Using the line $y=x$ and the parabola $y=x^{2}$ in the calculation of $\lim_{\left ( x,y \right )\rightarrow \left ( 0,0 \right )}\displaystyle\frac{x^4 \sin(x^2 + y^2)}{x^4 + y^2}$ it turns out that this limit is $0$. But to affirm that $\lim_{\left ( x,y \right )\rightarrow \left ( 0,0 \right )}\displaystyle\frac{x^4 \sin(x^2 + y^2)}{x^4 + y^2}=0$, it is necessary to use the definition of limit, this is $\left | \displaystyle\frac{x^4 \sin(x^2 + y^2)}{x^4 + y^2} \right |< \varepsilon $, whenever $0< \sqrt{x^{2}+y^{2}}< \delta $.
How to find the $\varepsilon =\varepsilon \left ( \delta \right )$ relationship?

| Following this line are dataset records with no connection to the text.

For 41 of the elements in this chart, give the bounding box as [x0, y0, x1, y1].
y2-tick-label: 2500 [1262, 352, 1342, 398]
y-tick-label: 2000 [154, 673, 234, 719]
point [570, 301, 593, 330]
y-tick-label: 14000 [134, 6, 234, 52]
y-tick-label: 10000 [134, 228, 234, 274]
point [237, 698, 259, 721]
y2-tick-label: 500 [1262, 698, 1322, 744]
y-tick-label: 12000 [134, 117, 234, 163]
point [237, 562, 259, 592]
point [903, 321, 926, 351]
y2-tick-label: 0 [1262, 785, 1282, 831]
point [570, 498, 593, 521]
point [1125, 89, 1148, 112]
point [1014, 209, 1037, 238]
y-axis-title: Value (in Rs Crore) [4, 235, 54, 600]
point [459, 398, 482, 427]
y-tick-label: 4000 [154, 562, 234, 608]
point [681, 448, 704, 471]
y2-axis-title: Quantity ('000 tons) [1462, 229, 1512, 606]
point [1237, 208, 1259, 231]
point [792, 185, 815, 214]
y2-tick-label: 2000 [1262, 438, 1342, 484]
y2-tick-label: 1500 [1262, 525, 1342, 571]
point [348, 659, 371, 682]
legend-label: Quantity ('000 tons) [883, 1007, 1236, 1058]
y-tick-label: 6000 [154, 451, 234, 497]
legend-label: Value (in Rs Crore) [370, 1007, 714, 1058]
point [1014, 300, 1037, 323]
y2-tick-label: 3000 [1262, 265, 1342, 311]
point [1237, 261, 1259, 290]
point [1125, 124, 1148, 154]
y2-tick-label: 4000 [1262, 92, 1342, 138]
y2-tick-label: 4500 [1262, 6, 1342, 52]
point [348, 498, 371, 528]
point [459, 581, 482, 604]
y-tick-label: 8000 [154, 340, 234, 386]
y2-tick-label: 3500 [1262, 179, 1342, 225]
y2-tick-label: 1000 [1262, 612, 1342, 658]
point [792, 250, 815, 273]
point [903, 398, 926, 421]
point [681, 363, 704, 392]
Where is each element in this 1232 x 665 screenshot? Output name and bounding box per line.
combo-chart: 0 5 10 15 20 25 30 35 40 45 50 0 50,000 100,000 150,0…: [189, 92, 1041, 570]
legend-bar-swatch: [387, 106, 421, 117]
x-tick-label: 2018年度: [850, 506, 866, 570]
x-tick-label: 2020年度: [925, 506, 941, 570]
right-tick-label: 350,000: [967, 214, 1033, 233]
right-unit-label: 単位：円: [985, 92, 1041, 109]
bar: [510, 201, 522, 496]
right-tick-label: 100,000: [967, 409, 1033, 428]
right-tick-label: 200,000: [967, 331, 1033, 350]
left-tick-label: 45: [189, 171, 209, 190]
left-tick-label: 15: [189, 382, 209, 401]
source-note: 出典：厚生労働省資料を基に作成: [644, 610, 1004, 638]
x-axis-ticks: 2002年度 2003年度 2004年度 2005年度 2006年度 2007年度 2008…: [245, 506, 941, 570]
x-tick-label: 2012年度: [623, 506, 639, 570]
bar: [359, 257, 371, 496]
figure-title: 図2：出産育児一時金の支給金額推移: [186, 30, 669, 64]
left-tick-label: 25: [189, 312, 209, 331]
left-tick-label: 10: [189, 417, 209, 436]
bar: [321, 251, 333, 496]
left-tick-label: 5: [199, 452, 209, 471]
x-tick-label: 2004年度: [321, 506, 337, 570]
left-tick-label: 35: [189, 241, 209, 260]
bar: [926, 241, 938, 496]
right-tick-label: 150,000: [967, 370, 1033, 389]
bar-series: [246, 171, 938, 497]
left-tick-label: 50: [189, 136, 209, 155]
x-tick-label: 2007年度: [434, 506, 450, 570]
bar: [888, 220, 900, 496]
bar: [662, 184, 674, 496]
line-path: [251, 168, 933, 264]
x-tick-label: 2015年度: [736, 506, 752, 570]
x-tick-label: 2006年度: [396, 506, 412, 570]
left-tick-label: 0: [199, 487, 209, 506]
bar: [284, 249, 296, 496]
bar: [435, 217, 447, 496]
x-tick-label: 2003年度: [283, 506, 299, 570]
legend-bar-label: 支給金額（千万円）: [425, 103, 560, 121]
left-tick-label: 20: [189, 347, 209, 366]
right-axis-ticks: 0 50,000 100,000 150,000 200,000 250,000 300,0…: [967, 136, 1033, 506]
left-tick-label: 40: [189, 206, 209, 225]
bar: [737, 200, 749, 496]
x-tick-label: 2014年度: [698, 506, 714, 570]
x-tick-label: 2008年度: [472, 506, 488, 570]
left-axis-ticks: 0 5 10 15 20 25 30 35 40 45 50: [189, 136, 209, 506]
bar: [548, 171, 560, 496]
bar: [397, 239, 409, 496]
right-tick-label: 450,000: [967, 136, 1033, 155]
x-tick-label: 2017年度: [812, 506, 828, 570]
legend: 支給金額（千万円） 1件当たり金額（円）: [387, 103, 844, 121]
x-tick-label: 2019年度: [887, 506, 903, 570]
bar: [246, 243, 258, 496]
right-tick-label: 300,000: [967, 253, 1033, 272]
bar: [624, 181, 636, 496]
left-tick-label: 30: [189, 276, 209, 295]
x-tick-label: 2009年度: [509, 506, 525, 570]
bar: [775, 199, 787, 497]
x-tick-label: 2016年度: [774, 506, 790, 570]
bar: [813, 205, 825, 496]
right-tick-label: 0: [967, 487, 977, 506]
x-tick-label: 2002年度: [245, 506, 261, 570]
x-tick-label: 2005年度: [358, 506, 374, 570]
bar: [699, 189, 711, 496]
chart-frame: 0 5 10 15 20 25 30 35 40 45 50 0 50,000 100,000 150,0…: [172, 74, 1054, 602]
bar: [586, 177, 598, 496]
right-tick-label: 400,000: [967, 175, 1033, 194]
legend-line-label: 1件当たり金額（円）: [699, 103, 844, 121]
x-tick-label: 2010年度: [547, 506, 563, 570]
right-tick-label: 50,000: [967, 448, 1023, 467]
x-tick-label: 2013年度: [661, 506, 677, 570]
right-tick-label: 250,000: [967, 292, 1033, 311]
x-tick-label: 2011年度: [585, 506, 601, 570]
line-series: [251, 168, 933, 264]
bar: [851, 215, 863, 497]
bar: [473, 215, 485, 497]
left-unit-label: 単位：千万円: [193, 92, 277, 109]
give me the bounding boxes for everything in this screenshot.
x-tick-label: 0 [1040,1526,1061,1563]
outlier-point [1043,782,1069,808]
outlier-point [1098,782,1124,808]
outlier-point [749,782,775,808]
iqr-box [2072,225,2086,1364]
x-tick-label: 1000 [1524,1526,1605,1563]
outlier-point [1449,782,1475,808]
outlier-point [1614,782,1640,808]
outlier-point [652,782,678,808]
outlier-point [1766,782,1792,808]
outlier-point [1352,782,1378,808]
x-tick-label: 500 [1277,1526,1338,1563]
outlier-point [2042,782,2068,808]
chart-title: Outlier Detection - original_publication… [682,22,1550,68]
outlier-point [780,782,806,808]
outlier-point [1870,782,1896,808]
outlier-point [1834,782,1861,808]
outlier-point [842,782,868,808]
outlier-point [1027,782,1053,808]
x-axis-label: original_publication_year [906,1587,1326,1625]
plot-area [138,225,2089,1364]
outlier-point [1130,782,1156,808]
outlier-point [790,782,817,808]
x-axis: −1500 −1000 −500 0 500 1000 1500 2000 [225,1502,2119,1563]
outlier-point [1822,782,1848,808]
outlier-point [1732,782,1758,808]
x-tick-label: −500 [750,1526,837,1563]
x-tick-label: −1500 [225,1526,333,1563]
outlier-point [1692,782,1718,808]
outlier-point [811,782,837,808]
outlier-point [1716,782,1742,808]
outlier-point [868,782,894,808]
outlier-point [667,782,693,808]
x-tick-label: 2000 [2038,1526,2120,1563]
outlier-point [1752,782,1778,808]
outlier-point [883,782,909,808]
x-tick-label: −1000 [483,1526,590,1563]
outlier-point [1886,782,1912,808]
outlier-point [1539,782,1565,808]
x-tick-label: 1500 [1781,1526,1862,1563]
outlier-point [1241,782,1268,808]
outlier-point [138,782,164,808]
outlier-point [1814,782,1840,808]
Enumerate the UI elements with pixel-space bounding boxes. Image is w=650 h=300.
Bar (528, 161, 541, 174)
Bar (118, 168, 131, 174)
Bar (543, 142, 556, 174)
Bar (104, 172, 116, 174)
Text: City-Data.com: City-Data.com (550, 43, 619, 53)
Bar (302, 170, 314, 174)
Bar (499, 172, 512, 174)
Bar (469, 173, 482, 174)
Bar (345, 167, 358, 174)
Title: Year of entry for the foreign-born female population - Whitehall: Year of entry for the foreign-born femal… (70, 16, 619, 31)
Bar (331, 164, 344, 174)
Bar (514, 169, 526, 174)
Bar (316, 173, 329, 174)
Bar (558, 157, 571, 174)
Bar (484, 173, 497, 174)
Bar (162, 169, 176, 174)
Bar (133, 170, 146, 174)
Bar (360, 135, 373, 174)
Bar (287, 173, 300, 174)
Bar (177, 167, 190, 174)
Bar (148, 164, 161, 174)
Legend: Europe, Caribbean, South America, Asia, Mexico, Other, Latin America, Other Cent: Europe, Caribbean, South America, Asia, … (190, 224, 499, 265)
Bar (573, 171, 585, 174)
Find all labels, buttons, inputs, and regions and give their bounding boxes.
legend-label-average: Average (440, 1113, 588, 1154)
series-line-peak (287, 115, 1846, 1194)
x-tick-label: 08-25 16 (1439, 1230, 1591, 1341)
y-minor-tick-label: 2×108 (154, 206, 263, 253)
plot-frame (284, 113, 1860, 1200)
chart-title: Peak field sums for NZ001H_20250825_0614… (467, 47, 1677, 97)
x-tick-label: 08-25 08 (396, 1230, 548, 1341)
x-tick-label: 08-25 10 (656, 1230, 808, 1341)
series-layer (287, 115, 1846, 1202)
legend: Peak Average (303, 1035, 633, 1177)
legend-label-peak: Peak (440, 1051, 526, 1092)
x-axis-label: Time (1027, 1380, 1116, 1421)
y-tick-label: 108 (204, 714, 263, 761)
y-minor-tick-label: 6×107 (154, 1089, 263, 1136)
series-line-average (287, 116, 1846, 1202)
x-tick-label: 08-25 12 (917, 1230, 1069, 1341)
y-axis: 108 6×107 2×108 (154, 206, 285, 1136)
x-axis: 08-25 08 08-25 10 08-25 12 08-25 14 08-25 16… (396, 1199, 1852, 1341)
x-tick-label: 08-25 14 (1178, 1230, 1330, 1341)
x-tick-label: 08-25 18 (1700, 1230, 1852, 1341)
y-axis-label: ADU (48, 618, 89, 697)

Yes. We see that \begin{align*} \left|\dfrac{x^{4}}{x^{4}+y^{2}}\sin(x^{2}+y^{2})\right|&\leq\dfrac{x^{4}(x^{2}+y^{2})}{x^{4}+y^{2}}\\ &\leq x^{2}+y^{2}\\ &<\delta^{2}\\ &<\epsilon, \end{align*} by choosing $\delta=\sqrt{\epsilon}$.